During the early stages of Ashworth’s career, when he became a pharmacist and held various roles from store manager to district manager, that approach served the company very well. But several years before Ashworth’s move to headquarters in 2007, when he was chosen to lead Walgreens Health Services, the company’s managed care division, fundamental shifts in the marketplace began to erode the effectiveness of the strategy. It became clear that Walgreens had to learn to move at an accelerated pace.
“It is clear that two significant things are happening,” notes Ashworth, who was appointed vice president of pharmacy operations in 2010 and a year later became corporate operations vice president for the western United States.
“One is customers are changing very, very fast. Their access to real-time data is like nothing we’ve ever seen, so they are equipped, they are empowered and, even at the pharmacy counter, they know what they want. In light of that, we made the strategic decision in 2010 to begin to decelerate store growth and to focus on the experience we provide — really looking to try and alter the way Walgreens showed up in customers’ lives.
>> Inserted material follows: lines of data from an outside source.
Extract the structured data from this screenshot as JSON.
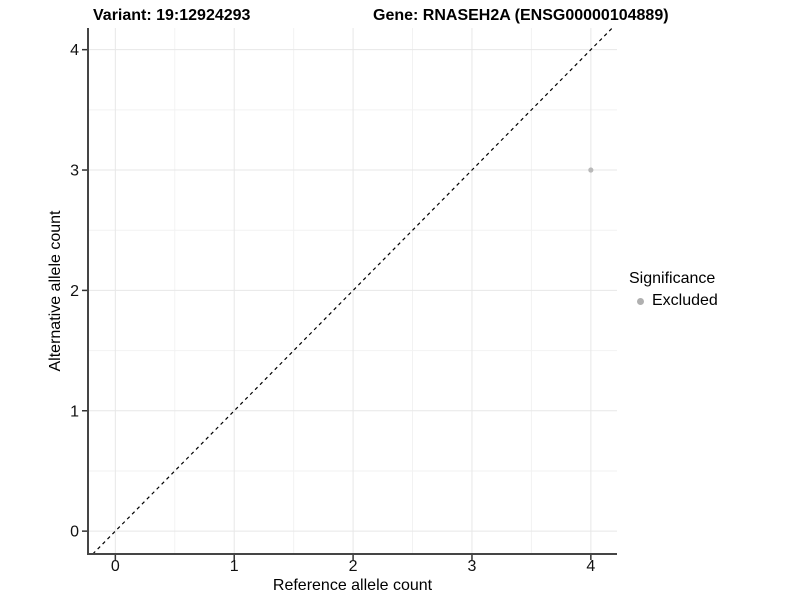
{
  "page": {
    "background": "#ffffff"
  },
  "chart_data": {
    "type": "scatter",
    "titles": {
      "left": "Variant: 19:12924293",
      "right": "Gene: RNASEH2A (ENSG00000104889)"
    },
    "xlabel": "Reference allele count",
    "ylabel": "Alternative allele count",
    "xlim": [
      -0.23,
      4.22
    ],
    "ylim": [
      -0.19,
      4.18
    ],
    "xticks": [
      0,
      1,
      2,
      3,
      4
    ],
    "yticks": [
      0,
      1,
      2,
      3,
      4
    ],
    "grid": {
      "major": true,
      "minor": true
    },
    "reference_line": {
      "type": "identity",
      "style": "dashed",
      "color": "#000000"
    },
    "series": [
      {
        "name": "Excluded",
        "color": "#b9b9b9",
        "marker": "circle",
        "points": [
          {
            "x": 4,
            "y": 3
          }
        ]
      }
    ],
    "legend": {
      "title": "Significance",
      "position": "right",
      "items": [
        {
          "label": "Excluded",
          "color": "#b0b0b0"
        }
      ]
    },
    "colors": {
      "grid_major": "#e7e7e7",
      "grid_minor": "#f2f2f2",
      "axis_line": "#454545",
      "tick": "#333333",
      "tick_label": "#111111",
      "text": "#000000",
      "background": "#ffffff"
    }
  }
}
“The second big change is from a competitive point of view. We see vertical combinations, we see horizontals, we see a lot of different ways companies are looking at the market and partnering together to change their offering. That causes everyone else to react.”
Walgreens is a case in point. The drug chain formed a strategic partnership in June 2012 with Alliance Boots, the international pharmacy-led health and beauty retail and distribution group, that put the companies on the path toward a full merger. Finalized at the end of last year, the transaction created Walgreens Boots Alliance, an entity whose operations extend to four continents and more than 25 countries, and include the top drug chains in the United States and the United Kingdom. (Ashworth spent a year in the U.K., where he oversaw the development and delivery of health care strategy at Boots, that country’s leading pharmacy and beauty retailer, before assuming his current post.) The deal was the largest involving an American drug chain since CVS Corp. acquired Caremark Rx, a pharmacy benefits manager, in 2007.
“That’s the beautiful part of retail and health care in general — there’s an opportunity for multiple strategies to win,” says Ashworth. “We know what we want to be, and our competitors also have clear road maps. There’s an opportunity for all of us be successful, but the key will come down to not necessarily the plan, but the execution of it.”